The principles which drive the project development:

  1. Multidisciplinary team: latin classical literature, ancient history, philosophy of science, philosophy of language, computer science, librarianship, geography, archeology; geolat started as an Italian only group (the components are now raffaella afferni, margherita benzi, fabio ciotti, maurizio lana, diego magro, cristina meini, roberta piastri, gabriella vanotti) but we are building relations in order to submit proposal to next EU calls as an international group.
  2. Open access: the system will be freely accessible to everyone.
  3. Free software: we want to build a system which doesn't waste of public money and which can run for years with minimal costs.
  4. CC licenses: the openness of access is formally defined regulated in order to protect both the creators and the users.
  5. Crowdsourcing: the system must allow for continual evolution of the knowledge it contains, and this can't be done with the only contribution of the research team and its collaborators.
  6. URIs for identification of places: we want to build a stable resource, which reliably cites (links) other resources and which can reliably be cited (linked) by other resources; all data will be published according to the Linked Data principles.

What characterizes the project:

  1. The geographical ontology is meant to start offering the user some minimal type of automatic reasoning.
  2. The development of the geographical visualization is a sort of evolution from lexical cooccurrences to geographical/geometrical cooccurrences: for example your circle an area on a map, you optionally select a time span, and you see which authors in which works do mention places in that area, and which places are mentioned; or you choose a place and then ask the system to select all the places within 1 day travel time (thanks, Orbis!
  3. Possibly, an ontology of geographical assertions (it appears to be very difficult to build, but its usefulness and interest is probably directly related to the difficulty).
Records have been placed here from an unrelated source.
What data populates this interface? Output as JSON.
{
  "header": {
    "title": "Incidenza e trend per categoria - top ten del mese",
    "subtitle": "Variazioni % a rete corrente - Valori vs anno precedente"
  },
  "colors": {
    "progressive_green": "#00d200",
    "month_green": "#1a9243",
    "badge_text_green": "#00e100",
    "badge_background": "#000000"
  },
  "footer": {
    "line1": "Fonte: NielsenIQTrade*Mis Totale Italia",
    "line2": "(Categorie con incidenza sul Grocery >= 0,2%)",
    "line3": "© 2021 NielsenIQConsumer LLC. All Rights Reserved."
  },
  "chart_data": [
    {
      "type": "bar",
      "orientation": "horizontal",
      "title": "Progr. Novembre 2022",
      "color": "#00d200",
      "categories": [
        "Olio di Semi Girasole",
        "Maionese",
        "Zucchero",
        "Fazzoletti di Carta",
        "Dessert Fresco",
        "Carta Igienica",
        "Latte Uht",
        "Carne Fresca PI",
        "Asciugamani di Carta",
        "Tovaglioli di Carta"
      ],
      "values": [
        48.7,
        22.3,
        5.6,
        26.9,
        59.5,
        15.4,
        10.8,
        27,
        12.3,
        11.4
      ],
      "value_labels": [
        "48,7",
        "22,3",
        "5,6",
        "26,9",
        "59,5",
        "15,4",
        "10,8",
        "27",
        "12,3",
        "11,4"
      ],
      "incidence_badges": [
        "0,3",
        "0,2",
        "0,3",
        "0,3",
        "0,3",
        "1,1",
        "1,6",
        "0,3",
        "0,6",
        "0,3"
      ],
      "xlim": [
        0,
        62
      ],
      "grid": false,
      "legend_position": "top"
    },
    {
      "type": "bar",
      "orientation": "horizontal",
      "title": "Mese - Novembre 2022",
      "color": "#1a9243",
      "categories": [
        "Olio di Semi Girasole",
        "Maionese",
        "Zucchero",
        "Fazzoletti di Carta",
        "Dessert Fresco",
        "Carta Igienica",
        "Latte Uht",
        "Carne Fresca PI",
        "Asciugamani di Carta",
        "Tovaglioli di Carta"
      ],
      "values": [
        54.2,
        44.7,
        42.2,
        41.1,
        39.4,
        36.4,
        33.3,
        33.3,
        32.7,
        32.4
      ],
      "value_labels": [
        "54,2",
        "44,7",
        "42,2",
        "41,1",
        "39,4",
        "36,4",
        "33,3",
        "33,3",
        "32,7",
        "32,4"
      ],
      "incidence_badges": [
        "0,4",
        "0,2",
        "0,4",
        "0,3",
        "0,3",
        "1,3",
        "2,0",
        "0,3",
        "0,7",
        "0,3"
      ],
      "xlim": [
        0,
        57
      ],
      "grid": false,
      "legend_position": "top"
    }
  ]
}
Technical aspects of development

The project is intended to put together 'existing pieces' in order to go beyond them and with a global complete system which multiplies the usefulness of its composing parts: the digital library and annotations management of Perseus (thanks, Perseus!,, the geo/graphical visualization of GAPvis (thanks GAPvis!,, the geographical gazetteer Pleiades (thanks, Pleiades!,, can be glued together in order to get a completely new access to the classical latin texts (but not only them, see below). the main reason is avoiding to reinvent the wheel if we are (as we are in fact) in a time of scarcity of resources. would the project obtain all the funds it needs, it will be possible to (re)think the system software from scratch ) risorse scarse.


In 2012 and 2013 funds where searched by submitting proposals to EU ERC Synergy calls: the project was awarded two times a B score meaning 'top scientific level but money goes to other more appealing projects'. In 2013 the project after a blind peer evaluation of European Science Foundation got a starting grant from Fondazione Compagnia di San Paolo, a bank fondation, allowing for a prototypical and investigating phase.

With the start of EU research framework "Horizon 2020" in January 2014 geolat research group will search for new EU calls; but private funding will be searched too.

Future perspectives and meaning

This whole structure has nothing specifically bound to classical Latin language. So one could envisage that all European literatures' texts be geographically tagged, allowing to read the geography of Europe through what writers said of its places, or conversely to read the texts starting from the places they mentions and wondering about the meaning of the waves of presence and absence of places in the texts according to the time spans.

So for Europe, an area where languages and interests have many historical intersections (in a same geographical area many different languages were spoken through times; or a same geographical place is mentioned by many different works in different languages) this would be a way to show in practice the deep intertwining of places, cultures, languages, giving solid substance to theoretical, programmatic statements.


1 This research is financed by Compagnia di San Paolo.